Aussi, chez les patients à risque, l'utilisation de préparations d'IgIV ne contenant pas de saccharose doit être envisagée. OCTAGAM ne contient pas de saccharose.
- Le risque de transmission d'agents infectieux, y compris ceux dont la nature est encore inconnue, ne peut pas être définitivement exclu lorsque sont administrés des médicaments préparés à partir de sang ou de plasma humain.
- Ce risque est cependant limité par :
. de stricts contrôles effectués lors de la sélection des dons par un entretien médical avec les donneurs et la réalisation de tests de dépistage sur chaque don, en particulier pour trois virus pathogènes majeurs, VIH, VHC, VHB ;
. la recherche du matériel génomique du virus VHC sur les pools de plasma ;
. le procédé d'extraction/purification qui inclut des étapes d'élimination et/ou d'inactivation virale, dont la capacité a été validée pour le VIH, le VHC et le VHB, à l'aide de virus modèles.
L'efficacité de l'élimination et/ou de l'inactivation virale reste cependant limitée vis-à-vis de certains virus non enveloppés particulièrement résistants.
- Grossesse : aucune étude de reproduction chez l'animal n'a été conduite avec OCTAGAM et l'expérience chez la femme enceinte est limitée. Bien qu'aucune réaction indésirable sur le foetus n'ait été observée, les IgIV ne doivent être administrées qu'en cas de nécessité bien établie.

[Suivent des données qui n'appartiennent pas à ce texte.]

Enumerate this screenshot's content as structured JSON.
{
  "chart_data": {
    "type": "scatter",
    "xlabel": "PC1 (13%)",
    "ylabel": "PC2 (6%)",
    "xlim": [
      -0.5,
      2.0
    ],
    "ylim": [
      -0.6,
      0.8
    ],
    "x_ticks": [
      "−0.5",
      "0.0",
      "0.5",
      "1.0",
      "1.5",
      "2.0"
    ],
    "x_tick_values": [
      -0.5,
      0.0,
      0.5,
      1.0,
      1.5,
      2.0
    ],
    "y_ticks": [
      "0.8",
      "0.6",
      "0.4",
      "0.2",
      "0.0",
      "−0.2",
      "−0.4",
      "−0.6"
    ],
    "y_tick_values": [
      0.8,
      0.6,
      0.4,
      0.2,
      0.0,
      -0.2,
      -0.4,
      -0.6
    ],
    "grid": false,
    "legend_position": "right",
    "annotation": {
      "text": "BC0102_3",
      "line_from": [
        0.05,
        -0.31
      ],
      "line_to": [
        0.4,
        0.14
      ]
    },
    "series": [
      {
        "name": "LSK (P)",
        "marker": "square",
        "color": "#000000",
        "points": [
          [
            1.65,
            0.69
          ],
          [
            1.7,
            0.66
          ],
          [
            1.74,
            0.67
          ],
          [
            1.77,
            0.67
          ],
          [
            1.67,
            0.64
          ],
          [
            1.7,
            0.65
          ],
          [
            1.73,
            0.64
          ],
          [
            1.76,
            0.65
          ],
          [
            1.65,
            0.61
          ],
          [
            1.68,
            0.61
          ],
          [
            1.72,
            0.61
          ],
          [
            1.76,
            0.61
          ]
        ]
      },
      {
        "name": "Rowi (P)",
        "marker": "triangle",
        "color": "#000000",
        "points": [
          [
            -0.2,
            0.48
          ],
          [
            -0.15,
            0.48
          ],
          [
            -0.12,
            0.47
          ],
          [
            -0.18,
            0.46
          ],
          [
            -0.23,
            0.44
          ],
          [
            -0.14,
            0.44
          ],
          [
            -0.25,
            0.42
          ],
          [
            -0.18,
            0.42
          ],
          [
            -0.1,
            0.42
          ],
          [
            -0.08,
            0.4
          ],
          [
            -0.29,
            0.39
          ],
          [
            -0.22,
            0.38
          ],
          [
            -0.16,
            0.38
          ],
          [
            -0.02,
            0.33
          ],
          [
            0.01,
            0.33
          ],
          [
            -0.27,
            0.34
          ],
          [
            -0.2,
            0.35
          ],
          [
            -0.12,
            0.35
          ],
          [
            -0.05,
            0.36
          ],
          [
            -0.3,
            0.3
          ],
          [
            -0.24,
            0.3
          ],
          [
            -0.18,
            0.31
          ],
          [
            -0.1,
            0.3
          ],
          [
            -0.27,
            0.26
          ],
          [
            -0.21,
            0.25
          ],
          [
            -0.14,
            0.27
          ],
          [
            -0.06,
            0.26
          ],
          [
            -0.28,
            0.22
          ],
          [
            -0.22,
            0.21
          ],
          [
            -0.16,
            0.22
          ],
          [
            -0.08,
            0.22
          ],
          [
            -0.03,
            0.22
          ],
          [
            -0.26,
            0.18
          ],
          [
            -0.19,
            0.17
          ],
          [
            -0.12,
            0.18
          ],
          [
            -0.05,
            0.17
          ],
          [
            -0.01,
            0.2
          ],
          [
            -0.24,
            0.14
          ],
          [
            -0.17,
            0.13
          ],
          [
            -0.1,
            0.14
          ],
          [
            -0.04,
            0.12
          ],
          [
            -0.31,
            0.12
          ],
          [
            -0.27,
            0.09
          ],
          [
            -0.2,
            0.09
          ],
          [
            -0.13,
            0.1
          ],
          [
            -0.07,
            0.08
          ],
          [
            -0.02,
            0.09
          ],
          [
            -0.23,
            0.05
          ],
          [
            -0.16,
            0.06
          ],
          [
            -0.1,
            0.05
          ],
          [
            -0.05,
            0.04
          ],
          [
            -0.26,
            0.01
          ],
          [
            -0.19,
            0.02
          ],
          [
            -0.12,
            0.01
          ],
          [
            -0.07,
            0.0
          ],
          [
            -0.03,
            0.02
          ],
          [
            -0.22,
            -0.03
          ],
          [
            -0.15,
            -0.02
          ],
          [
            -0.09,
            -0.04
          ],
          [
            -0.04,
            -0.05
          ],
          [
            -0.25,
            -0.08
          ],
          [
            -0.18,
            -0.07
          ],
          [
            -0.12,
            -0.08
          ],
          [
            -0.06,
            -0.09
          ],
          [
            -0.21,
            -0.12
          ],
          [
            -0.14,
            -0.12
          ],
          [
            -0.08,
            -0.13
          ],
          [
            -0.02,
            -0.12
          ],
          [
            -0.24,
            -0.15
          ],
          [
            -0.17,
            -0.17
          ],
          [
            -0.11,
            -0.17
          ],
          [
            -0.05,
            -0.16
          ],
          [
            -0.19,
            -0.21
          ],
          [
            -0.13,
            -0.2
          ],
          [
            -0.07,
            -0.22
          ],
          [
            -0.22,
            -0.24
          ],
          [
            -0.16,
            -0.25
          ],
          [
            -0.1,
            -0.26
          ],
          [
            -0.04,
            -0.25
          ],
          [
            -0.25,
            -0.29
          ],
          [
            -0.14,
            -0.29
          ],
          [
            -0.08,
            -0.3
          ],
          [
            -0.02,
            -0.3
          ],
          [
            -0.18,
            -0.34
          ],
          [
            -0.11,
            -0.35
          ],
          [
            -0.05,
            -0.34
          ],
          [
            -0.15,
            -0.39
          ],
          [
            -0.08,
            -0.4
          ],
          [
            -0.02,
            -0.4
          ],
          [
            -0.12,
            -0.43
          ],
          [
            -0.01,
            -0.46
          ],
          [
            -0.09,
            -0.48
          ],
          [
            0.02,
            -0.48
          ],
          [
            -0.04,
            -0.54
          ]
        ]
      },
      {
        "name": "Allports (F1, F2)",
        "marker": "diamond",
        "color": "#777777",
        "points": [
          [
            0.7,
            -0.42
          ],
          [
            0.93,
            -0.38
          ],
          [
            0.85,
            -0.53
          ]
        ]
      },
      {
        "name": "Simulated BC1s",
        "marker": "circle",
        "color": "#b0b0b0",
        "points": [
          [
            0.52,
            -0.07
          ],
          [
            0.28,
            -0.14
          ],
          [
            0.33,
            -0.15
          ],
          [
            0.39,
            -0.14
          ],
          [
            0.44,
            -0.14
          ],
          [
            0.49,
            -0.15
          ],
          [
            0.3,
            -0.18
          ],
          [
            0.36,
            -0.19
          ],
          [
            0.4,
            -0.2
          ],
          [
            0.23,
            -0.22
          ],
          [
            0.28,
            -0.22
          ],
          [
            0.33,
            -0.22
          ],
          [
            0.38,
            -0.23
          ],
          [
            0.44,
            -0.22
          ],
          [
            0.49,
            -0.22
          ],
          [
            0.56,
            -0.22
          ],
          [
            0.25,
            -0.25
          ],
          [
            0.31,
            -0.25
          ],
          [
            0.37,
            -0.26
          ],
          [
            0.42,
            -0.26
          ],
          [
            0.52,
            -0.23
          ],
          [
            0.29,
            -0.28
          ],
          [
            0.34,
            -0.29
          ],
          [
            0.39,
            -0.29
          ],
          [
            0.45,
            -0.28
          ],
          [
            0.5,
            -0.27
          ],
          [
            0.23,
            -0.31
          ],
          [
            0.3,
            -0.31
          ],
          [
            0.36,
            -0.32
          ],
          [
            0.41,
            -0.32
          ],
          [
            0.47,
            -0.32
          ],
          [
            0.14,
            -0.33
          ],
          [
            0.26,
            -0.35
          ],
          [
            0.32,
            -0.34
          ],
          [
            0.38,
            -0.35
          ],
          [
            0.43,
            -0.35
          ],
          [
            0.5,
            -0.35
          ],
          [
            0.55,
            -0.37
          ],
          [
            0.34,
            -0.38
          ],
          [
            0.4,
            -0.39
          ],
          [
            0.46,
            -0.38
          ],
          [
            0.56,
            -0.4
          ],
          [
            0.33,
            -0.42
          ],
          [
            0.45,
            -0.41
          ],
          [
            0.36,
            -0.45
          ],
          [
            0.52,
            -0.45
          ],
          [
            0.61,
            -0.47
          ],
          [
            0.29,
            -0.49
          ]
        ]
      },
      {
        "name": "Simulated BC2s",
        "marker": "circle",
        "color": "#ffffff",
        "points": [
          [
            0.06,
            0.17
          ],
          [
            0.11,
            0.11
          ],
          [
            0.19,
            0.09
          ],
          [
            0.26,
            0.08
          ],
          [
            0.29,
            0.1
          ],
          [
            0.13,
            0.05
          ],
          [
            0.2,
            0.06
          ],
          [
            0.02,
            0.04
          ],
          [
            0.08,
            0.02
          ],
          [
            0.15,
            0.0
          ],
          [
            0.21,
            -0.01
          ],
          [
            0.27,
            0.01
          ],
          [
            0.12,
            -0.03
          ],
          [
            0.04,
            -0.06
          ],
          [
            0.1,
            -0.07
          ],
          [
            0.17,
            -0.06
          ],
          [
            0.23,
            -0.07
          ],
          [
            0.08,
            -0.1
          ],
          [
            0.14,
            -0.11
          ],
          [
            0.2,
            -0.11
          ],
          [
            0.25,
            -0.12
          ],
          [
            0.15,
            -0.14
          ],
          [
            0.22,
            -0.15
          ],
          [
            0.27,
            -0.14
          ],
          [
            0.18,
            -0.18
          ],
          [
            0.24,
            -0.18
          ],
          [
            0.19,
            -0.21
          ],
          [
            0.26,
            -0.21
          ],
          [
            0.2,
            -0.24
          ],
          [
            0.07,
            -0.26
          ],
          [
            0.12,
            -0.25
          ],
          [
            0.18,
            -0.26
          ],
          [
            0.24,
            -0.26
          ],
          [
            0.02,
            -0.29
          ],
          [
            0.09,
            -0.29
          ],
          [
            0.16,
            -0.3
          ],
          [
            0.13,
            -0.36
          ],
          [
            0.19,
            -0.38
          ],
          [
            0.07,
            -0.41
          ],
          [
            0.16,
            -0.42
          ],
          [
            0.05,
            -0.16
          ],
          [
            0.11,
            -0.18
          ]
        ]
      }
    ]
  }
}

Interactions avec d'autres médicaments

1. Vaccins constitués de virus vivants atténués :
- L'administration d'immunoglobuline humaine normale peut entraver l'efficacité des vaccins constitués de virus vivants atténués tels que les vaccins contre la rougeole, la rubéole, les oreillons et la varicelle. Après perfusion de ce médicament, attendre au minimum 6 semaines (de préférence 3 mois) avant d'administrer ce type de vaccins.
- Si le patient a reçu des vaccins constitués de virus vivants atténués (rougeole, rubéole, oreillons, varicelle) au cours des 2 semaines précédant la perfusion, un contrôle des anticorps protecteurs post-vaccinaux peut être nécessaire en vue d'un éventuel rappel.
2. Interférence avec des tests sérologiques :
- Après administration d'immunoglobuline humaine normale, l'augmentation transitoire de la concentration de divers anticorps transférés peut être responsable de sérologies positives temporaires.
- Ce médicament contenant des anticorps anti-érythrocytaires, son administration peut être suivie de façon transitoire d'un test de Coombs positif.
- Une portion du maltose injecté étant excrétée au niveau rénal sous forme de glucose, une glucosurie transitoire est observée après administration d'OCTAGAM. L'administration d'OCTAGAM n'a par contre aucune influence sur la glycémie.
- Le maltose présent dans OCTAGAM peut toutefois être responsable d'une surestimation de la glycémie mesurée avec certains tests, principalement ceux utilisant une enzyme non spécifique du glucose. Il est recommandé de se référer à la notice d'utilisation du test avant de valider les résultats obtenus.

Grossesse et allaitement

Grossesse :
Aucune étude de reproduction chez l'animal n'a été conduite avec OCTAGAM et l'expérience chez la femme enceinte est limitée. Bien qu'aucune réaction indésirable sur le foetus n'ait été observée, les IgIV ne doivent être administrées qu'en cas de nécessité bien établie.
Allaitement :
Les protéines contenues dans OCTAGAM étant des constituants normaux du plasma humain, leur passage dans le lait maternel ne doit pas provoquer d'effets indésirables chez le nouveau-né.

Effet sur la conduite de véhicules

Rien ne suggère que l'immunoglobuline humaine normale diminue l'aptitude à conduire des véhicules et à utiliser des machines.

Comment ça marche ?

L'Immunoglobuline humaine normale a une biodisponibilité complète et immédiate après administration par voie intraveineuse.
Les IgIV sont assez rapidement réparties entre le plasma et le liquide extravasculaire et, au bout de 3 à 5 jours environ, un équilibre est atteint entre les compartiments intra et extravasculaires.
La demi-vie moyenne des IgG calculée pour OCTAGAM chez des patients immunodéficients est d'environ 35 +/- 10 jours ; cette demi-vie peut varier en fonction du patient surtout en cas de déficit immunitaire primitif.